Me:  Wow. Want me to create a diversion so you can steal it and sneak out the back door?

Guy:  (Trying to figure out if I’m kidding.) (I’m not.) Well, it could be just a reproduction. I’ll ask him at the intermission.

WISIMH:  Intermission? This is going to go on long enough for me to queue with the other middle-aged women to use the 3-stall head while we pass by the door to the unoccupied men’s room? There’s an unmarked door between the two bathrooms. Perhaps it’s death’s door. Pardon me, my table-friends, while I go knock. Or maybe just ring the bell and run away.

After intermission, the guitarist did an Eric Clapton song accompanying the fifty-something soprano guy in the shiny blue tux jacket and a snappy bowtie that wasn’t tied but just casually left around his neck to tell us all how he was so past the entrenched narrative of 70s cool that he could defy all those conventional rules dude. The guitar solo kicked ass. So, that was nice.

After the show pretend ended, then ended for real, I thanked my host and hostess and said I couldn’t stay for the cake with a rainbow.

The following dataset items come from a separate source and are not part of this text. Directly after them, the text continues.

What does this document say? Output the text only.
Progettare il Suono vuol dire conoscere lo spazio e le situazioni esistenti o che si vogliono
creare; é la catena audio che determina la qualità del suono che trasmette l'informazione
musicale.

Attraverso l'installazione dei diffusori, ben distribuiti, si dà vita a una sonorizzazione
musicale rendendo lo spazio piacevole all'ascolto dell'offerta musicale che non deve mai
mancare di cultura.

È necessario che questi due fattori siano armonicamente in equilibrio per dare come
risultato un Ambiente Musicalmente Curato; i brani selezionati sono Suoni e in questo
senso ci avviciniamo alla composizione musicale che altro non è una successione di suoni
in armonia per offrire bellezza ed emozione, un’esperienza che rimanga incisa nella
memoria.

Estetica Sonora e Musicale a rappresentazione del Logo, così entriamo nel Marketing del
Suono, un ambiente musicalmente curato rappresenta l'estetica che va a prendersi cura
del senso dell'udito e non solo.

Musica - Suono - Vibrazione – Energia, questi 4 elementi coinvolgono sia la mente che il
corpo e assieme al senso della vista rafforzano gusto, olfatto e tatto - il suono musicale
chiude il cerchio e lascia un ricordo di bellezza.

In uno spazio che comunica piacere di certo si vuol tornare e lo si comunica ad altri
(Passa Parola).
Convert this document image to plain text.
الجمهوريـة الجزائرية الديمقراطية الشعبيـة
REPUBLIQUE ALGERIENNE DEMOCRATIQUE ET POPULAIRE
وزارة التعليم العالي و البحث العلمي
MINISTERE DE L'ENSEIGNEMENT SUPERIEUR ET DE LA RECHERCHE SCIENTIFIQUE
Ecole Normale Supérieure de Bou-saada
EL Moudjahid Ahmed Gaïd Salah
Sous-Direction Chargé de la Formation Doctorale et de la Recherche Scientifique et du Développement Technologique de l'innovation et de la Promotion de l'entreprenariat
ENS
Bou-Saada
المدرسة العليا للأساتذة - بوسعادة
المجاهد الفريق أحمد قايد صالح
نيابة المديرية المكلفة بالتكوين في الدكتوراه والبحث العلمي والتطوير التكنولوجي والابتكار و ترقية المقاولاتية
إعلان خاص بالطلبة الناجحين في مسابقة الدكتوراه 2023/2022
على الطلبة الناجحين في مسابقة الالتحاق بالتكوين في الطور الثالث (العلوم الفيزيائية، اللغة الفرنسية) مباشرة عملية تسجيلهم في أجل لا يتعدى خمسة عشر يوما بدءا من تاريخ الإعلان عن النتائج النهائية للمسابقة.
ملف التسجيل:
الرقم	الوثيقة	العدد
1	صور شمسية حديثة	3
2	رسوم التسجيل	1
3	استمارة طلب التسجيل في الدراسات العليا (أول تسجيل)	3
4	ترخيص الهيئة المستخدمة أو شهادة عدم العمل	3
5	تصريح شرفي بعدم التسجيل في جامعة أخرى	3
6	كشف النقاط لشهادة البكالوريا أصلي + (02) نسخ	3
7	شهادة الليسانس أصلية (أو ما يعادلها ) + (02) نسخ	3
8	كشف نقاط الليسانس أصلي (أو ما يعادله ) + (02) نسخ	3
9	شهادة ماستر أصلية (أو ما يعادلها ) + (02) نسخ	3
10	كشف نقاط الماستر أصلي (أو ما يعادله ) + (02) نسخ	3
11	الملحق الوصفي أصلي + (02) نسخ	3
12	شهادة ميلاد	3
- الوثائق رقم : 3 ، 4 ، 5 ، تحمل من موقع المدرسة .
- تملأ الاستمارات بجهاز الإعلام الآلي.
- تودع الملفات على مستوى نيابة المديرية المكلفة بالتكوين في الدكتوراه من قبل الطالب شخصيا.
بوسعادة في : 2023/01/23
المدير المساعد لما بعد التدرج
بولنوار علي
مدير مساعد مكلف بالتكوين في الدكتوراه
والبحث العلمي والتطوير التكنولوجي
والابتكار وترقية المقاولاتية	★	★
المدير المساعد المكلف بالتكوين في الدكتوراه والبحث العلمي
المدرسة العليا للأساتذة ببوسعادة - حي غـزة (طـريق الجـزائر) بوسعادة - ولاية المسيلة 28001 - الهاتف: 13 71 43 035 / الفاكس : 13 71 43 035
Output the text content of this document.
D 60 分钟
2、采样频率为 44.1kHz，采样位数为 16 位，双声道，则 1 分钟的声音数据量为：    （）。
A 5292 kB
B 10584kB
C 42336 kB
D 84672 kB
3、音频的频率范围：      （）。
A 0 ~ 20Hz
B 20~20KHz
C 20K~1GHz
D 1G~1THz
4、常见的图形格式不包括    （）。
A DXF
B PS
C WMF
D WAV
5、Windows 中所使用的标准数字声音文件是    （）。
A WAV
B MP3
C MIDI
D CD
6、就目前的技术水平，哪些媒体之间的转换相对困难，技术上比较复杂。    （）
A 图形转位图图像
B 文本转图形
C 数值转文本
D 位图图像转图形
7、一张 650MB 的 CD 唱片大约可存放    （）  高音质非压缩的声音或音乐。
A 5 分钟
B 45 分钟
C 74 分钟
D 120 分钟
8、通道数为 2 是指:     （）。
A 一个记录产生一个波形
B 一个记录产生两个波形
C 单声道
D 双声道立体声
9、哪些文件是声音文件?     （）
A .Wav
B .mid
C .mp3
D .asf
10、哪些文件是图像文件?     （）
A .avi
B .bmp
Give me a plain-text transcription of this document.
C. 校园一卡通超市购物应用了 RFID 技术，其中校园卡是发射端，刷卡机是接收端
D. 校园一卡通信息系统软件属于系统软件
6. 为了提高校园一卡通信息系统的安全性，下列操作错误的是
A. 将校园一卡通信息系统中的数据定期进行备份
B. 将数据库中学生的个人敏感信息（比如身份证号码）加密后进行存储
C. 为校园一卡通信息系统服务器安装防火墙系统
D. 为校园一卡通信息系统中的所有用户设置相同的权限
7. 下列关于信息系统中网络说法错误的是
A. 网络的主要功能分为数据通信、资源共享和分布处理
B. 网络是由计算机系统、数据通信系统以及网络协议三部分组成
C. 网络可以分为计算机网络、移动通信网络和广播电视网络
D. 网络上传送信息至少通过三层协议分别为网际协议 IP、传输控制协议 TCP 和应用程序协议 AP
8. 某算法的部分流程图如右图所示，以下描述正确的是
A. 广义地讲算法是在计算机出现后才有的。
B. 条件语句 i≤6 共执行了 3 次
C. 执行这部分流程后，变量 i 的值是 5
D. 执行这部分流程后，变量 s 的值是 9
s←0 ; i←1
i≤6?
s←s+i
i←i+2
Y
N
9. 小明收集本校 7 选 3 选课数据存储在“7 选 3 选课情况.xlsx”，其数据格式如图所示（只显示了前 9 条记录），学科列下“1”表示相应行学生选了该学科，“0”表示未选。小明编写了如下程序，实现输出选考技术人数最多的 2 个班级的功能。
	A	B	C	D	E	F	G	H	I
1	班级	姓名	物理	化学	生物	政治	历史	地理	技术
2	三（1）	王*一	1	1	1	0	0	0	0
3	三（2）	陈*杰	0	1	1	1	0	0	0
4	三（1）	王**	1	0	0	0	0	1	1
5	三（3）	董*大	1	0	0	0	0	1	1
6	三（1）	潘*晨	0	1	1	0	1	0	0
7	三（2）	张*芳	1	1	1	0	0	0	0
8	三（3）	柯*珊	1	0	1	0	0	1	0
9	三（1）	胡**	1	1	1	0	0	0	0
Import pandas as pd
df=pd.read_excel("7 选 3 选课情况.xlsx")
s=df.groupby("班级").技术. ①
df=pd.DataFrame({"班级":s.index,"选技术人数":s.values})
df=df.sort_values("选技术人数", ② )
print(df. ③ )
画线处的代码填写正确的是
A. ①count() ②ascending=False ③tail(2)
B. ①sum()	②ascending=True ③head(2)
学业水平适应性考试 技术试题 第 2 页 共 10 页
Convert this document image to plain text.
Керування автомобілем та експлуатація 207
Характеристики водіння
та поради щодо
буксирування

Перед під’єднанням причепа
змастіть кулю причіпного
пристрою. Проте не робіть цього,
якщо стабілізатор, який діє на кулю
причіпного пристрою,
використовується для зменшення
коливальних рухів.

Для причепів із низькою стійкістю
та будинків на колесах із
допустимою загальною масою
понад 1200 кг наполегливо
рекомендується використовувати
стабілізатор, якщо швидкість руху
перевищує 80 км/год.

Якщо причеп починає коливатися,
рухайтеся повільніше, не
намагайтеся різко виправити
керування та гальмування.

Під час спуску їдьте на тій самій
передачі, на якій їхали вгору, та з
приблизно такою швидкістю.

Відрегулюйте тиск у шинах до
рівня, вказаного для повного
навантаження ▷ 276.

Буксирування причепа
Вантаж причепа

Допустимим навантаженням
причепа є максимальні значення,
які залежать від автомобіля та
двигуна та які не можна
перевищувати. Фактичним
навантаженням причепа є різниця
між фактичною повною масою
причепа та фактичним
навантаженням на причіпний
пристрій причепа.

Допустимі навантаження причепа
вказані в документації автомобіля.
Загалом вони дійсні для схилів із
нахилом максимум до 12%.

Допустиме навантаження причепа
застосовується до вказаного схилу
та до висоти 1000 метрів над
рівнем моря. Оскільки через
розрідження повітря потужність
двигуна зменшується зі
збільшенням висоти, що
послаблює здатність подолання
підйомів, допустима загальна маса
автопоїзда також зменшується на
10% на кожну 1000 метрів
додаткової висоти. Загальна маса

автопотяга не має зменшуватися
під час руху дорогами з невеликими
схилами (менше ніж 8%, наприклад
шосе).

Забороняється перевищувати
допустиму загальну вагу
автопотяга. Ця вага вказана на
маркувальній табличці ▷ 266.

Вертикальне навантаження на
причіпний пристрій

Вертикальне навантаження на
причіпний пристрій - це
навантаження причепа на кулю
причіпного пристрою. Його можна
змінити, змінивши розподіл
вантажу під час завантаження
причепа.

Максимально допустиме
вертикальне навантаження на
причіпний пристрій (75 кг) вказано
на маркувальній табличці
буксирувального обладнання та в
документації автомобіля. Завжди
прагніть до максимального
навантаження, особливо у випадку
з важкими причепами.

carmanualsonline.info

Me:  Thanks for a wonderful evening.

Hostess/Birthday Girl:  Aren’t you staying for cake?

Me:  No, I can’t. My refrigerator icemaker is broken and leaking into a bucket and the bucket must be full by now, so I have to go home and empty it.

WISIMH:  Besides, if I stayed, I probably mention that the rainbow has been co-opted by The Gays and possibly have to talk about how I can’t make it to the homophobic pancake breakfast tomorrow.

Me: (To Host) I’ve had a wonderful evening.

WISMH:  This wasn’t it.

Host:  Aren’t you going to stay and give Kirsten your name so you can come back for a free show next month?

WISIMH:  I’d rather go the pancake breakfast tomorrow, after first listening to a sermon about how Edward Snowdon caused Benghazi, and how gay marriage is  destroying the traditional family who goes to diner theater 70s music reviews.

Me:  Can’t now. Refrigerator icemaker excuse. Talk to you later. Thanks again.


WISIMH:  I so seriously don’t have to get out more. And the Gibson was a reproduction, not an original 1940-something like the rest of all y'all.